You're probably right about the style thing ... but somehow concept doesn't feel quite right. Symbol might be more right ... but it doesn't feel quite right either. A ThoughtChunk is a symbol plus the concepts the symbol is intended to evoke. A ThoughtChunk is embodied in a way that concepts are not and compositional in a way that doesn't feel natural when talking about symbols. What term would you use as the meta for what a wiki page is?

I haven't addressed your suggest to write patterns ... I'm still thinking about it and how it applies to this particular ThoughtChunk and ThoughtChunks in general. --BrandonCsSanders

I think that the reference to English isn't necessary, probably all languages are similar in this respect. We may need ThoughtChunk anyway, as an hypothesis for a valid page name or a pattern. But not each page name is a ThoughtChunk, obviously WardCunningham is not built from the thoughts "Ward" and "Cunningham". Just my $ 0.02. -- HelmutLeitner

That the sum is greater than the parts is a central aspect of holarchies. Consider the human body. The essence of an individual human emerges from a very specific arrangement of cells. If you were to at random interchange cells in the human body until all different cell types were uniformly distributed, "human" would no longer emerge. The parts themselves are important, but it is the structure (the context) imparted by the body itself that allows the cells to give rise to "human". So too is the concept evoked by "WardCunningham" more than just the sum of the parts "Ward" and "Cunningham".
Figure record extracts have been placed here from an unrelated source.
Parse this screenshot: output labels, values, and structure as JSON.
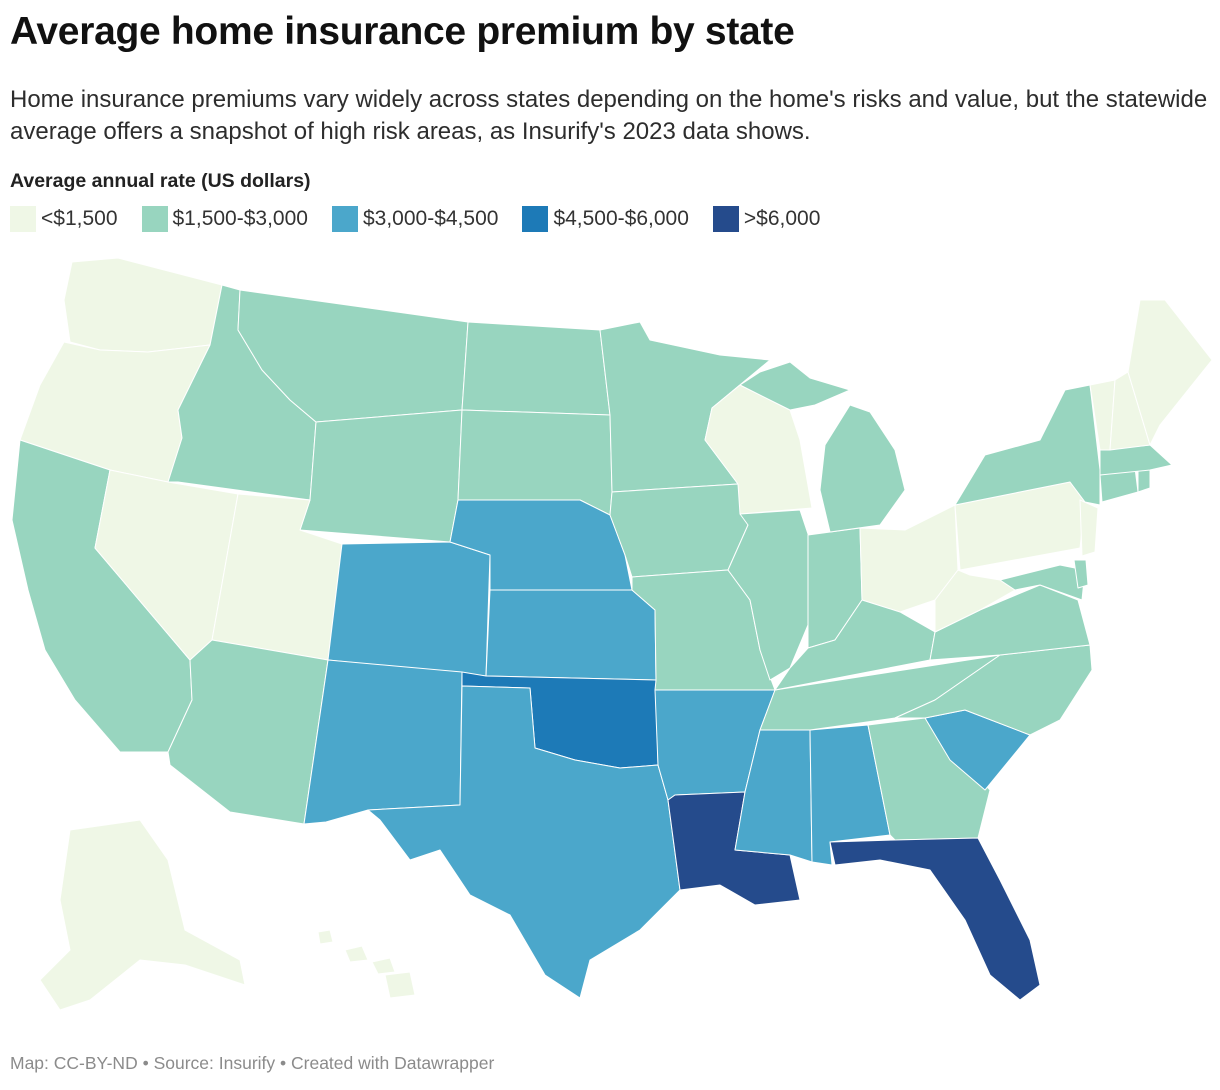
{
  "header": {
    "title": "Average home insurance premium by state",
    "subtitle": "Home insurance premiums vary widely across states depending on the home's risks and value, but the statewide average offers a snapshot of high risk areas, as Insurify's 2023 data shows."
  },
  "legend": {
    "title": "Average annual rate (US dollars)",
    "bins": [
      {
        "label": "<$1,500",
        "color": "#eff7e6"
      },
      {
        "label": "$1,500-$3,000",
        "color": "#98d5bf"
      },
      {
        "label": "$3,000-$4,500",
        "color": "#4ba7cb"
      },
      {
        "label": "$4,500-$6,000",
        "color": "#1d7ab7"
      },
      {
        "label": ">$6,000",
        "color": "#254b8c"
      }
    ]
  },
  "footer": {
    "text": "Map: CC-BY-ND • Source: Insurify • Created with Datawrapper"
  },
  "map_data": {
    "type": "choropleth",
    "region": "United States",
    "states": {
      "WA": "<$1,500",
      "OR": "<$1,500",
      "NV": "<$1,500",
      "UT": "<$1,500",
      "WI": "<$1,500",
      "OH": "<$1,500",
      "PA": "<$1,500",
      "WV": "<$1,500",
      "NJ": "<$1,500",
      "VT": "<$1,500",
      "NH": "<$1,500",
      "ME": "<$1,500",
      "AK": "<$1,500",
      "HI": "<$1,500",
      "CA": "$1,500-$3,000",
      "ID": "$1,500-$3,000",
      "MT": "$1,500-$3,000",
      "WY": "$1,500-$3,000",
      "ND": "$1,500-$3,000",
      "SD": "$1,500-$3,000",
      "MN": "$1,500-$3,000",
      "IA": "$1,500-$3,000",
      "MO": "$1,500-$3,000",
      "IL": "$1,500-$3,000",
      "IN": "$1,500-$3,000",
      "MI": "$1,500-$3,000",
      "KY": "$1,500-$3,000",
      "TN": "$1,500-$3,000",
      "VA": "$1,500-$3,000",
      "NC": "$1,500-$3,000",
      "GA": "$1,500-$3,000",
      "AZ": "$1,500-$3,000",
      "NY": "$1,500-$3,000",
      "MA": "$1,500-$3,000",
      "CT": "$1,500-$3,000",
      "RI": "$1,500-$3,000",
      "MD": "$1,500-$3,000",
      "DE": "$1,500-$3,000",
      "CO": "$3,000-$4,500",
      "NM": "$3,000-$4,500",
      "NE": "$3,000-$4,500",
      "KS": "$3,000-$4,500",
      "TX": "$3,000-$4,500",
      "AR": "$3,000-$4,500",
      "MS": "$3,000-$4,500",
      "AL": "$3,000-$4,500",
      "SC": "$3,000-$4,500",
      "OK": "$4,500-$6,000",
      "LA": ">$6,000",
      "FL": ">$6,000"
    }
  }
}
To restate: It is only when cells are placed into an appropriate context (say assembled into a human body rather than spread evenly across the floor) that the emergent property "human" comes into existence. A human is more than the sum of its cells even though it is composed of those cells. Similarly, the ThoughtChunk "WardCunningham" creates a context in which "Ward" and "Cunningham" each evoke more specific concepts than they evoke when they are not bound into any particular context. "WardCunningham" as a concept is emerges from binding simpler ThoughtChunks into a particular contextual structure. -- BrandonCsSanders

I tried a substantial rewrite of the DocumentMode part of this page. I appreciate the opportunity to explore and clarify this ThoughtChunk with the good folks on MeatBall. If it turns out that the concept is not important I'm not attached to its perpetual existence here. If it turns out that the concept is important but that the PageTitle? is not appropriate, I'm open to a move. -- BrandonCsSanders

On the Working in Parallel email list that HelmutLeitner is on - this came through and I thought it was good for this: AtomicThoughts?